I must admit I missed Joel's point about recursion. Probably thats because I don't know Scheme or Lisp, which deal very specifically with recursive programs. I've implemented identical recursion routines in C and Java (depth-first search and dynamic programming problems come to mind) and the difficulty level has been exactly the same.

There is no doubt that using a lower-level language results in more frequent errors. But is a good programmer one who works on the most error prone language? Even an expert C programmer will screw up at times, and probably more than an expert Java programmer, because pointers are inherently error-prone. If all you want is for a programmer to be able to write difficult code, why C? Why not ask all the schools to train people with punch cards and machine language programming? Clearly we don't want to do that - we know we can eliminate a lot of errors by using higher level languages. And then people talk about knowing the basics. Sure, an implementing a linked list using pointers does illustrate the concept behind it. Any CS 101 course (including that in a Java School) will do the same, and the "bright" kid should not need to painfully work at pointers to understand what the relative merits are of various data structures. In my C class my professor reminded us, "You should all implement a pointer-based linked list. Exactly once in your life. After that, use the libraries."

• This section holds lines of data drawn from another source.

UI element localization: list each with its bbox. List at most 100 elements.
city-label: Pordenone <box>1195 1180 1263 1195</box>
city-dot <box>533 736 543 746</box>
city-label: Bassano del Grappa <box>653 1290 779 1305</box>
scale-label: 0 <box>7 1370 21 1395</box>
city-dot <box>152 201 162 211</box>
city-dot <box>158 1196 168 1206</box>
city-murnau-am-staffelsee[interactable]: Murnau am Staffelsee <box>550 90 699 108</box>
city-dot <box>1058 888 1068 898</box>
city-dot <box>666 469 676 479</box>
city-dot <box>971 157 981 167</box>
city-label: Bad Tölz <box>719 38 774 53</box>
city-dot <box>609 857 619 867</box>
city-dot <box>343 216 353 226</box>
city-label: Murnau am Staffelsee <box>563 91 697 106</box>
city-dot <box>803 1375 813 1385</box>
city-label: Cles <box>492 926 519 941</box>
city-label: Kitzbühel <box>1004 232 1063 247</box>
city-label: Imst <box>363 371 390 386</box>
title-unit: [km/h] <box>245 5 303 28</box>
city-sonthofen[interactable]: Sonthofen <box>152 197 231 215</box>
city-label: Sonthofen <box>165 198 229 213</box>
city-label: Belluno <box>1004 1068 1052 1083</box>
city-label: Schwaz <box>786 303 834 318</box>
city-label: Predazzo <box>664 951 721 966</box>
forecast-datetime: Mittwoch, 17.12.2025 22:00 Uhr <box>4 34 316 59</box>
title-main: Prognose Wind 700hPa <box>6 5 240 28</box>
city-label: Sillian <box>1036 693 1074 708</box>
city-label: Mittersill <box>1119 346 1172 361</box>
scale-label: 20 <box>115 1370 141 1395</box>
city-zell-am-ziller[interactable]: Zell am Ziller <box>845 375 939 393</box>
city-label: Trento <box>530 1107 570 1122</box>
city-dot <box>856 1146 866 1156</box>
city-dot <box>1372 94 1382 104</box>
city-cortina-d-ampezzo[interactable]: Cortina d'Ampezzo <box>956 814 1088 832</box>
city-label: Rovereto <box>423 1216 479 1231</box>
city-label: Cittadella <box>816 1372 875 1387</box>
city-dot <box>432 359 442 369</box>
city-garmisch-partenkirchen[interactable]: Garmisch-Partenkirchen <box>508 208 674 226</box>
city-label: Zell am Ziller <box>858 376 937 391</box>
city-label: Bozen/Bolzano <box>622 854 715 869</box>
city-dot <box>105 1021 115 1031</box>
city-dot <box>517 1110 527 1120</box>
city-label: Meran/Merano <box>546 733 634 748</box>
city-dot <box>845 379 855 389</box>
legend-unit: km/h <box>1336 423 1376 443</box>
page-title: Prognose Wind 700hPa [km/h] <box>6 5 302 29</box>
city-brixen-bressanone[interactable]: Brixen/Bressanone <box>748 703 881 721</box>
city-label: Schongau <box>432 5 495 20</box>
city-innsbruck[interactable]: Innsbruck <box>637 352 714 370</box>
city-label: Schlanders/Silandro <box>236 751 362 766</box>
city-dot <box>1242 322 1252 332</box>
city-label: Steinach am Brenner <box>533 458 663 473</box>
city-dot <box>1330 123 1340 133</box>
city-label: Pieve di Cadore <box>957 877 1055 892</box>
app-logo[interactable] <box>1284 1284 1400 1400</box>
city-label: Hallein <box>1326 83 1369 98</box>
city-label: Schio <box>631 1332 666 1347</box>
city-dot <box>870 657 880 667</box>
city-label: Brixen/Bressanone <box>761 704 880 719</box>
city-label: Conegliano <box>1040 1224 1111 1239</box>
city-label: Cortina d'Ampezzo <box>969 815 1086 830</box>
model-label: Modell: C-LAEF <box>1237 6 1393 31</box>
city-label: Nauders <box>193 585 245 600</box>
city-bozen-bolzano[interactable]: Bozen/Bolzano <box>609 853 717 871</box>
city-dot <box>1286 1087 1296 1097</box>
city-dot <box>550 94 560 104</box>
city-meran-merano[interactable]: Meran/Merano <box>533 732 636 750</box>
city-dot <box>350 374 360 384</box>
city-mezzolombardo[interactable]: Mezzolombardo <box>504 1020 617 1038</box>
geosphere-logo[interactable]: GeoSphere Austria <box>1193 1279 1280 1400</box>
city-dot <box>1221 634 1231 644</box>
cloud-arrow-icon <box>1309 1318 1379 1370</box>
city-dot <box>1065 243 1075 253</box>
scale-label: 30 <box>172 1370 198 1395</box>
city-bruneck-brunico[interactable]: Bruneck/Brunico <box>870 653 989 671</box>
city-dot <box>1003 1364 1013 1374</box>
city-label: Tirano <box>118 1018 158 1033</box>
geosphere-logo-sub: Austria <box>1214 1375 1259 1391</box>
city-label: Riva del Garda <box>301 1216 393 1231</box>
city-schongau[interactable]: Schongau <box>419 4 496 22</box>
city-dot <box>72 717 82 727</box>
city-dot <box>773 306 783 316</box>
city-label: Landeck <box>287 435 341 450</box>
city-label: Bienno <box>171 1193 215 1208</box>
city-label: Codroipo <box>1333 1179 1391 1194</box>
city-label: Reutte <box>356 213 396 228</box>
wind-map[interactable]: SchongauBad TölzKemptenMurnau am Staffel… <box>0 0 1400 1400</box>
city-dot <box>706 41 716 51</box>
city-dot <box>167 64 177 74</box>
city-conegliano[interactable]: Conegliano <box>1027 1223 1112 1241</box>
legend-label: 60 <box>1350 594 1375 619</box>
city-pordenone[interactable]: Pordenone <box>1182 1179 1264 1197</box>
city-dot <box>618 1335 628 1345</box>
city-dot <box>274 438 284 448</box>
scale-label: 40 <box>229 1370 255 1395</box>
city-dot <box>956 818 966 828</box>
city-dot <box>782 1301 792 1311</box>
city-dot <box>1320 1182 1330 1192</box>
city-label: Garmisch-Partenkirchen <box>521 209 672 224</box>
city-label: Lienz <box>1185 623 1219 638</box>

Joel speaks of 6.001, an extremely tough course at MIT that bad programmers are very likely to drop out of. When I met CS undergrads during my stay in MIT recently, they spoke of 6.170 (which is taught in Java) being as tough as 6.001. While Java and C can be used for the same purposes the intent of each language is different. I think people who program in Java are much more proficient in thinking about high-level, large scale software design (enterprise databases for example) and C coders are much more comfortable with aspects of low-level programming (the Linux kernel). So if you want to judge how smart a Java programmer is, asking him about pointers and recursion is perhaps a bad idea; asking him about OO design and looking for the right answers will probably work better.

The bottom line is that training in Java and C gives you slightly different skill sets and I don't think its fair to say that Java is too dumb a language to judge a good programmer by.